I finally got to live my dreams my sophomore year of college, when I spent a semester in London. I attended uni (university), got a lot of wear out of my wellies (rain boots), and made sure I always had my brolly (umbrella) packed in my bag. I giggled to discover that my orange juice contained juicy bits instead of pulp and marveled at the way out signs helping commuters exit the Tube. And in the pub, I had long, slightly confusing discussions with my classmates about the differences between England and America’s education systems and the words associated with them, including school, college, and uni. Despite the fact that we were all speaking English, it was clear that some of the words we used meant entirely different things in either language.
This all goes to say that there are few books that could be more up my alley than That’s Not English: Britishisms, Americanisms, and What Our English Says About Us by Erin Moore. It’s funny, informational, and thoroughly charming. It was fascinating to learn more about English society, but it was also just as interesting to read Moore’s observations about American culture. As an American expat who has made her home in London, she has been experienced both ways of life — and she is keenly observant of both.
That’s Not English is broken down into 31 chapters, each of which takes a different word (quite, knackered, and gobsmacked, to name a few), describes its use in both languages, and discusses what its usage reveals about either culture. I had a ton of fun reading this book and spouting fun facts at my boyfriend — and I can’t resist sharing a few of them here:
Cheers. One of my favorite things about the English is their use of the word cheers for everything from signing emails to thanking someone to saying goodbye. Moore writes about the ubiquity of English pubs; everyone has a “local,” and whereas in the US, binge drinking is defined as five or more drinks in one sitting, “In the UK, you’re looking at an eight-drink minimum.” And although the English are reluctant to trust teetotalers, Americans can take a puritanical stance on drinking; there are still more than 200 dry counties in the country.
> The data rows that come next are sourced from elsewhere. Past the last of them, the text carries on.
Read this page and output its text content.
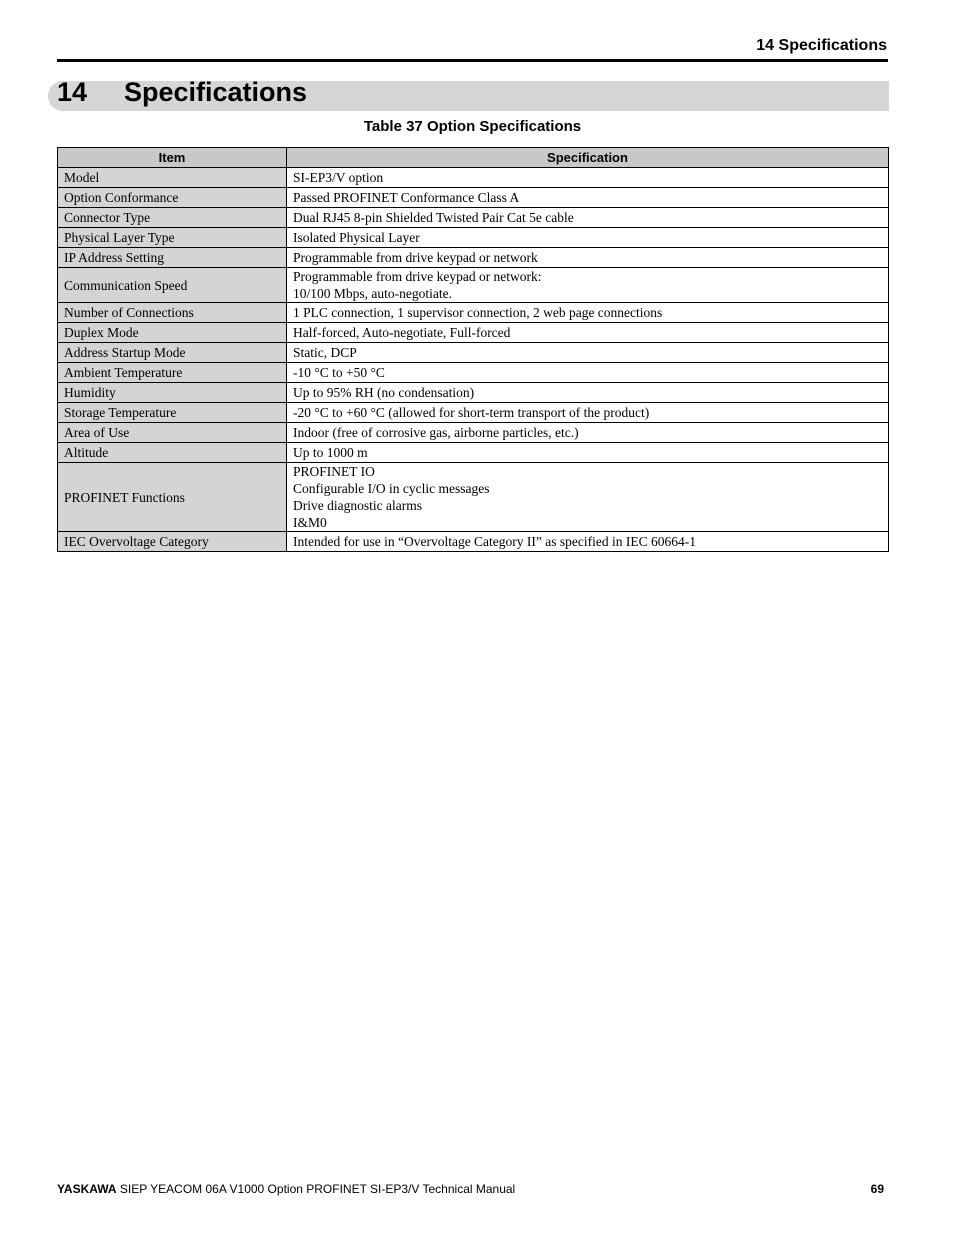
14 Specifications
14 Specifications
Table 37 Option Specifications
Item	Specification
Model	SI-EP3/V option

Option Conformance	Passed PROFINET Conformance Class A

Connector Type	Dual RJ45 8-pin Shielded Twisted Pair Cat 5e cable

Physical Layer Type	Isolated Physical Layer

IP Address Setting	Programmable from drive keypad or network

Communication Speed	Programmable from drive keypad or network:
10/100 Mbps, auto-negotiate.

Number of Connections	1 PLC connection, 1 supervisor connection, 2 web page connections

Duplex Mode	Half-forced, Auto-negotiate, Full-forced

Address Startup Mode	Static, DCP

Ambient Temperature	-10 °C to +50 °C

Humidity	Up to 95% RH (no condensation)

Storage Temperature	-20 °C to +60 °C (allowed for short-term transport of the product)

Area of Use	Indoor (free of corrosive gas, airborne particles, etc.)

Altitude	Up to 1000 m

PROFINET Functions	PROFINET IO
Configurable I/O in cyclic messages
Drive diagnostic alarms
I&M0

IEC Overvoltage Category	Intended for use in “Overvoltage Category II” as specified in IEC 60664-1
YASKAWA SIEP YEACOM 06A V1000 Option PROFINET SI-EP3/V Technical Manual	69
Partner. Shortly after moving to England, Moore was convinced that 60% of the employees at her office were gay because she heard them talk about their partners. However, although Americans typically use partner to refer to a business partner or a same-sex significant other, the English use the word to refer to any committed relationship. The institution of marriage isn’t considered as important in England as in America, and the use of partner rather than husband/wife or the infantilizing boyfriend/girlfriend allows speakers of British English to refer to a significant other without mentioning his/her status or sex. This allows people to choose how much they want to reveal about themselves — and, despite their stereotypical reserve, in this regard, the English are more open than Americans — “if not about the details of their private lives, then to the possibilities of other people’s.”
Whinge. Along with “keep calm and carry on” and “keep a stiff upper lip,” the phrase “mustn’t grumble,” is quintessentially English. But despite this reputation for stoicism, the English passively whinge (whine) all the time. Americans are also great at grumbling, but they are more likely to actively complain when they want something to change. Moore uses whinge as a springboard to discuss customer service in England vs. America, where the phrase “stiff upper lip” came from in the first place (and how the death of Princess Diana may have led to its decline), and the rise in popularity of “keep calm and carry on” merchandise in recent years.”